Definition: Behörde meint in diesem Zusammenhang eine staatliche Dienststelle, deren Aufgabengebiet die Verhütung von Verbrechen umfasst (z.B. die Polizei).
Definition: Der Bedrohte ist die Person, gegen die sich die geplante Straftat richten soll.
Im Rahmen des § 138 Abs. 1 StGB muss dabei rechtzeitig, innerhalb des § 138 Abs. 2 StGB hingegen unverzüglich, Anzeige erstattet werden.

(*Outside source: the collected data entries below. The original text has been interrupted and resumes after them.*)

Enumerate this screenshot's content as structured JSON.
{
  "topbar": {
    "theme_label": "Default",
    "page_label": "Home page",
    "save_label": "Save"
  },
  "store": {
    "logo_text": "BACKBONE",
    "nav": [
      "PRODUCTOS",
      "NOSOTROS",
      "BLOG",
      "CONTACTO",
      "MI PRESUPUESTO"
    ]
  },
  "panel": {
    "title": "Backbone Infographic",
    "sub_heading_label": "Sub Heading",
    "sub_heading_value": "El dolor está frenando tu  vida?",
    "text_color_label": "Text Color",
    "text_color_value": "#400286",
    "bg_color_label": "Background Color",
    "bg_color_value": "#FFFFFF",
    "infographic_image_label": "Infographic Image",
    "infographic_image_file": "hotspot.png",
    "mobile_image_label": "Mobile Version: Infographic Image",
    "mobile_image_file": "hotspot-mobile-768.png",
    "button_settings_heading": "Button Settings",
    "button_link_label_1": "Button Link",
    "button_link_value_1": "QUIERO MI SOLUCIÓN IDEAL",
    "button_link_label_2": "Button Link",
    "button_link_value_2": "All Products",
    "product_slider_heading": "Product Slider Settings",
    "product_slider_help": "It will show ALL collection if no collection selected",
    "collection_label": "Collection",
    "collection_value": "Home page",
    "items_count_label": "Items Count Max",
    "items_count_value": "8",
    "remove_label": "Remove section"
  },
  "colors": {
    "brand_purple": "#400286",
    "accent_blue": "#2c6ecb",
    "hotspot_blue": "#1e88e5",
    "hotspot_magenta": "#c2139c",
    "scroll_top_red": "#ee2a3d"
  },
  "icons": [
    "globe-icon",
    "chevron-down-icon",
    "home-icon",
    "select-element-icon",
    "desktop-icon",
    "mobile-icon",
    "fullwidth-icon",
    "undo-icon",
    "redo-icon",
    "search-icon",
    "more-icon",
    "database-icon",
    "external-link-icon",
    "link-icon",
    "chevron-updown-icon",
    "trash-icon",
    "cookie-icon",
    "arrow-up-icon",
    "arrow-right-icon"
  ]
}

Definition: Rechtzeitig bedeutet, dass noch genügend Zeit vorhanden sein muss, um die zu befürchtende Rechtsgutverletzung abzuwenden.
Definition: Die Anzeige wird unverzüglich erstattet, wenn dies ohne schuldhaftes Zögern geschieht.
Schließlich führt es gemäß § 139 Abs. 4 StGB zu einem Ausschluss des objektiven Tatbestandes, wenn der Täter die Ausführung oder den Erfolg der Tat anders als durch Anzeige abwendet. Sein ernsthaftes Bemühen, den Erfolg abzuwenden, genügt indessen für eine Straflosigkeit, wenn die Ausführung oder der Erfolg der Tat bereits ohne Zutun des zur Anzeige Verpflichteten unterbleibt.
V. Der subjektive Tatbestand des § 138 StGB
Subjektiv muss der Täter mindestens dolus eventualis aufweisen. § 138 Abs. 3 StGB ordnet eine Freiheitsstrafe bis zu einem Jahr oder eine Geldstrafe an, wenn der Täter über glaubhafte Kenntnis hinsichtlich der Katalogtat verfügt, jedoch das Absenden der Anzeige leichtfertig unterlässt.
VI. Absehen von Strafe, § 139 Abs. 1 StGB
Hinzukommend kann das Gericht gemäß § 139 Abs. 1 StGB von Strafe absehen, wenn die Katalogtat nicht versucht worden ist.